For more stalwart words on integrity, Keith turned to retired liberal Democrat Sen. Patrick Leahy.
This is not the way things used to run, said Patrick Leahy, who recently retired after 48 years as a Democratic senator from Vermont.
"The fact that he is still here is a product of this time," Leahy said. "When I came here, Republican or Democrat, his own party would tell him you have to go."
In 1999, Senator Leahy voted not to impeach Bill Clinton for lying under oath about the Monica Lewinsky affair. He not only voted to keep habitually lying Clinton, he bragged it was a bold moment of historical continuity. Bill Clinton wasn't mentioned in this NPR story of shameless politicians.
Keith tersely described the crime that put Democratic Rep. Anthony Weiner in prison, and used him as a highly questionable spokesman for political integrity.
A little more than 10 years ago, Weiner tweeted out an up-close image of himself in boxer briefs. He lied about how it happened, and it only got worse from there. He ultimately resigned. Weiner later served time in prison for texting obscene material to a 15-year-old.
"I still today have people who stop me on the street and say, 'you know what, you probably could have survived that scandal if you just put your head down,'" said Weiner.
Weiner doesn't agree. For one thing, Democratic leadership made it clear he had to go….
These nuzzlings-up to Democrats were a build-up toward unmasking Donald Trump under the headline “Trump was a master of showing no shame.” Keith then went to Montana.
Then came Greg Gianforte, a Republican candidate for Congress in Montana. He body-slammed a reporter on the eve of a 2017 special election, and won anyway. He later pleaded guilty to misdemeanor assault. Before long, Trump had turned it into a punchline, imitating the motions of a body slam on stage at a rally in Montana.
Gianforte just kept on winning and now he's the state's governor.
In 2019, then-Virginia Gov.

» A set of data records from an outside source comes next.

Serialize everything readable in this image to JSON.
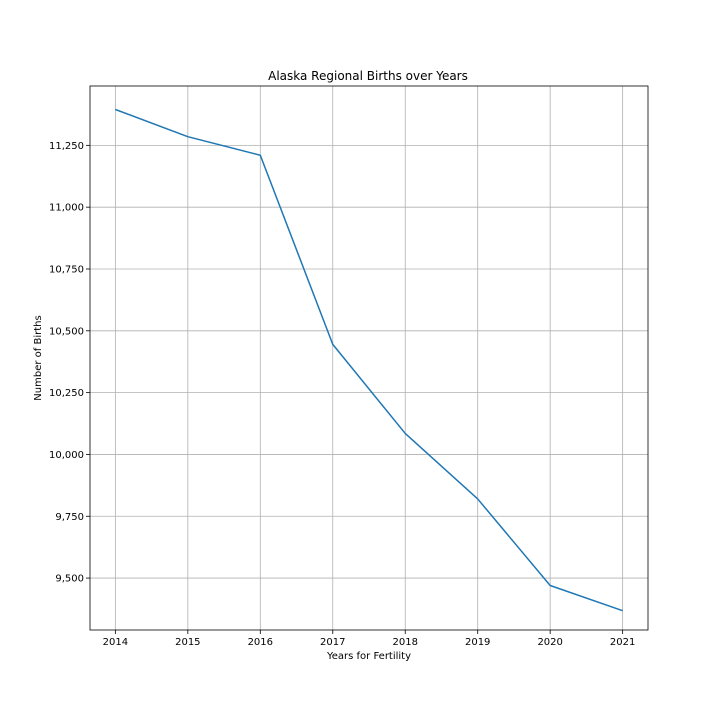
{
  "chart_data": {
    "type": "line",
    "title": "Alaska Regional Births over Years",
    "xlabel": "Years for Fertility",
    "ylabel": "Number of Births",
    "x": [
      2014,
      2015,
      2016,
      2017,
      2018,
      2019,
      2020,
      2021
    ],
    "series": [
      {
        "values": [
          11395,
          11285,
          11210,
          10445,
          10085,
          9820,
          9470,
          9368
        ],
        "color": "#1f77b4"
      }
    ],
    "xticks": [
      "2014",
      "2015",
      "2016",
      "2017",
      "2018",
      "2019",
      "2020",
      "2021"
    ],
    "yticks": [
      9500,
      9750,
      10000,
      10250,
      10500,
      10750,
      11000,
      11250
    ],
    "ytick_labels": [
      "9,500",
      "9,750",
      "10,000",
      "10,250",
      "10,500",
      "10,750",
      "11,000",
      "11,250"
    ],
    "ylim": [
      9290,
      11490
    ],
    "xlim": [
      2013.65,
      2021.35
    ],
    "grid": true
  }
}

Ralph Northam, a Democrat, faced a scandal about decades-earlier dressing up in blackface. A who's who of Democrats demanded that he resign, but Northam persisted and eventually the controversy faded.
Northam is an exception of a Democrat who gutted it out, said Tim Miller, who worked on Jeb Bush's presidential campaign. Miller said the political shamelessness is asymmetrical because Democrats and Republicans face different degrees of public pressure.
Keith unwittingly demonstrated how the media plays to Democratic politicians and a Democratic audience:
For Republican politicians, said Miller, it can be easier to hang on. "Donald Trump and the conservative media echo chamber has made powering through a lot easier than it used to be," he said.
No mention of Democratic Senators Ted Kennedy (MA) or Chris Dodd (CT), neither of whom resigned for their activities including making an (ahem) “waitress sandwich” at a Capitol Hill restaurant in 1985. More recently, Virginia Lt. Gov. Justin Fairfax survived two sexual assault allegations to retain his position in Democrat Ralph Northam’s administration. The still-sitting Democratic governor of New Mexico Gov. Michelle Lujan Grisham shelled out $150,000 to settle a sexual harassment claim against a former campaign staffer.